C’est un vrai problème pour la plupart des gens dans le réseau. Des membres de mon personnel font des arrangements avec leur conjoint pour garder les enfants. Mais on ignore combien de temps ça va durer.

Le Dr Daniel Murphy

En attendant, pas question d’amener les enfants au GMFU, un milieu où il y a des gens malades.

Le Dr Murphy pense que deux ou trois employés pourraient se mettre ensemble pour partager les tâches de gardiennage de leurs enfants. « C’est quelque chose qui pourrait fonctionner », dit-il, ajoutant que jamais dans le passé il n’a eu à jongler avec une situation pareille.

Deux médecins de son GMFU sont en quarantaine parce qu’ils ont voyagé durant la semaine de relâche. D’autres ont été appelés en renfort dans des hôpitaux.

Le Dr Murphy s’attend à ce que des employés tombent au combat au cours des prochaines semaines.

« Des médecins vont tomber malades, on sait qu’on va attraper le virus même si on prend toutes les mesures de protection nécessaires : masque, lavage des mains, lavage des poignées de porte et des salles… La clinique est en première ligne. »

Est-il inquiet ?

« Oui, répond-il. Je ne sais pas si je vais être capable de fournir à la demande. J’ai peur du taux de mortalité dans la population en général. On ne veut pas que les gens meurent. »

Réunir des amis

Tristan Hamer a eu une idée pour ceux qui ne peuvent appeler les grands-parents en renfort en ces temps de coronavirus : réunir des amis pour offrir un service de gardiennage.

« Je pense qu’il faut chercher par tous les moyens à se rendre utile pour ralentir la propagation du virus », explique-t-il.

Ce jeune homme de 17 ans a écrit à son groupe d’amis, des élèves du secondaire et du cégep, jeudi, pour leur demander leur aide. « Les gens sont au courant qu’ils s’engagent pour longtemps, dit-il. On sait que la crise ne sera pas réglée dans deux semaines. »

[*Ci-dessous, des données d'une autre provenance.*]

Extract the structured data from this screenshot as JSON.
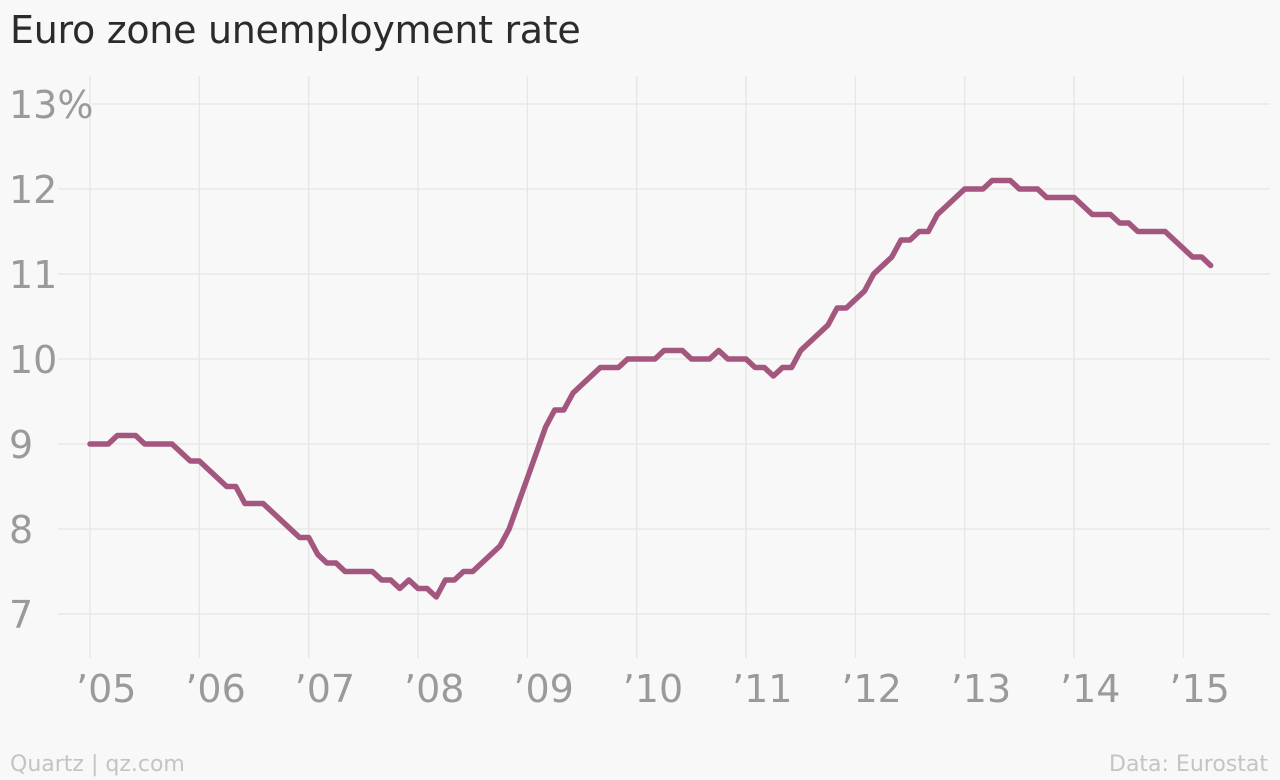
{
  "chart_data": {
    "type": "line",
    "title": "Euro zone unemployment rate",
    "xlabel": "",
    "ylabel": "",
    "xlim": [
      2005.0,
      2015.25
    ],
    "ylim": [
      7,
      13
    ],
    "y_ticks": [
      7,
      8,
      9,
      10,
      11,
      12,
      13
    ],
    "y_tick_labels": [
      "7",
      "8",
      "9",
      "10",
      "11",
      "12",
      "13%"
    ],
    "x_ticks": [
      2005,
      2006,
      2007,
      2008,
      2009,
      2010,
      2011,
      2012,
      2013,
      2014,
      2015
    ],
    "x_tick_labels": [
      "’05",
      "’06",
      "’07",
      "’08",
      "’09",
      "’10",
      "’11",
      "’12",
      "’13",
      "’14",
      "’15"
    ],
    "grid": true,
    "legend": "none",
    "line_color": "#a3567e",
    "series": [
      {
        "values": [
          [
            2005.0,
            9.0
          ],
          [
            2005.167,
            9.0
          ],
          [
            2005.25,
            9.1
          ],
          [
            2005.417,
            9.1
          ],
          [
            2005.5,
            9.0
          ],
          [
            2005.75,
            9.0
          ],
          [
            2005.917,
            8.8
          ],
          [
            2006.0,
            8.8
          ],
          [
            2006.25,
            8.5
          ],
          [
            2006.333,
            8.5
          ],
          [
            2006.417,
            8.3
          ],
          [
            2006.583,
            8.3
          ],
          [
            2006.917,
            7.9
          ],
          [
            2007.0,
            7.9
          ],
          [
            2007.083,
            7.7
          ],
          [
            2007.167,
            7.6
          ],
          [
            2007.25,
            7.6
          ],
          [
            2007.333,
            7.5
          ],
          [
            2007.583,
            7.5
          ],
          [
            2007.667,
            7.4
          ],
          [
            2007.75,
            7.4
          ],
          [
            2007.833,
            7.3
          ],
          [
            2007.917,
            7.4
          ],
          [
            2008.0,
            7.3
          ],
          [
            2008.083,
            7.3
          ],
          [
            2008.167,
            7.2
          ],
          [
            2008.25,
            7.4
          ],
          [
            2008.333,
            7.4
          ],
          [
            2008.417,
            7.5
          ],
          [
            2008.5,
            7.5
          ],
          [
            2008.75,
            7.8
          ],
          [
            2008.833,
            8.0
          ],
          [
            2009.0,
            8.6
          ],
          [
            2009.167,
            9.2
          ],
          [
            2009.25,
            9.4
          ],
          [
            2009.333,
            9.4
          ],
          [
            2009.417,
            9.6
          ],
          [
            2009.667,
            9.9
          ],
          [
            2009.833,
            9.9
          ],
          [
            2009.917,
            10.0
          ],
          [
            2010.167,
            10.0
          ],
          [
            2010.25,
            10.1
          ],
          [
            2010.417,
            10.1
          ],
          [
            2010.5,
            10.0
          ],
          [
            2010.667,
            10.0
          ],
          [
            2010.75,
            10.1
          ],
          [
            2010.833,
            10.0
          ],
          [
            2011.0,
            10.0
          ],
          [
            2011.083,
            9.9
          ],
          [
            2011.167,
            9.9
          ],
          [
            2011.25,
            9.8
          ],
          [
            2011.333,
            9.9
          ],
          [
            2011.417,
            9.9
          ],
          [
            2011.5,
            10.1
          ],
          [
            2011.75,
            10.4
          ],
          [
            2011.833,
            10.6
          ],
          [
            2011.917,
            10.6
          ],
          [
            2012.083,
            10.8
          ],
          [
            2012.167,
            11.0
          ],
          [
            2012.333,
            11.2
          ],
          [
            2012.417,
            11.4
          ],
          [
            2012.5,
            11.4
          ],
          [
            2012.583,
            11.5
          ],
          [
            2012.667,
            11.5
          ],
          [
            2012.75,
            11.7
          ],
          [
            2012.917,
            11.9
          ],
          [
            2013.0,
            12.0
          ],
          [
            2013.167,
            12.0
          ],
          [
            2013.25,
            12.1
          ],
          [
            2013.417,
            12.1
          ],
          [
            2013.5,
            12.0
          ],
          [
            2013.667,
            12.0
          ],
          [
            2013.75,
            11.9
          ],
          [
            2014.0,
            11.9
          ],
          [
            2014.167,
            11.7
          ],
          [
            2014.333,
            11.7
          ],
          [
            2014.417,
            11.6
          ],
          [
            2014.5,
            11.6
          ],
          [
            2014.583,
            11.5
          ],
          [
            2014.833,
            11.5
          ],
          [
            2015.0,
            11.3
          ],
          [
            2015.083,
            11.2
          ],
          [
            2015.167,
            11.2
          ],
          [
            2015.25,
            11.1
          ]
        ]
      }
    ]
  },
  "footer": {
    "source_left": "Quartz | qz.com",
    "source_right": "Data: Eurostat"
  }
}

Une quinzaine de personnes ont répondu présentes, dont Sarah Kroitor, élève, comme lui, du cégep Dawson. D’autres vont s’ajouter dans les jours qui viennent.

PHOTO MARCO CAMPANOZZI, LA PRESSE

Sarah Kroitor, élève du cégep Dawson

« Au départ, on était tous des anciens de l’école FACE », précise Sarah.

La page Facebook du groupe a été créée en soirée jeudi. Son nom : MTL Babysitting.

« Nous savons que de nombreux parents devront travailler et peuvent avoir besoin de quelqu’un pour s’occuper de leurs enfants pendant la journée en raison de la fermeture des écoles. Nous comprenons également que tout le monde ne peut pas se permettre une gardienne à temps plein. Nous vous demandons donc de ne payer que ce que vous pouvez payer (même si ce n’est rien). N’hésitez pas à nous contacter si ce service vous intéresse », peut-on y lire.

En milieu de journée vendredi, la page avait été partagée plus de 300 fois.

« C’est important de faire ça en temps de crise, souligne Sarah Kroitor, 18 ans. Beaucoup de parents ne peuvent pas travailler si leurs enfants ne vont pas à l’école. Nous, on veut juste aider. »

À partir de lundi, les élèves qui acceptent de travailler bénévolement seront jumelés à une famille qui a des besoins de gardiennage, en fonction du quartier où ils habitent et de la langue parlée à la maison, français ou anglais.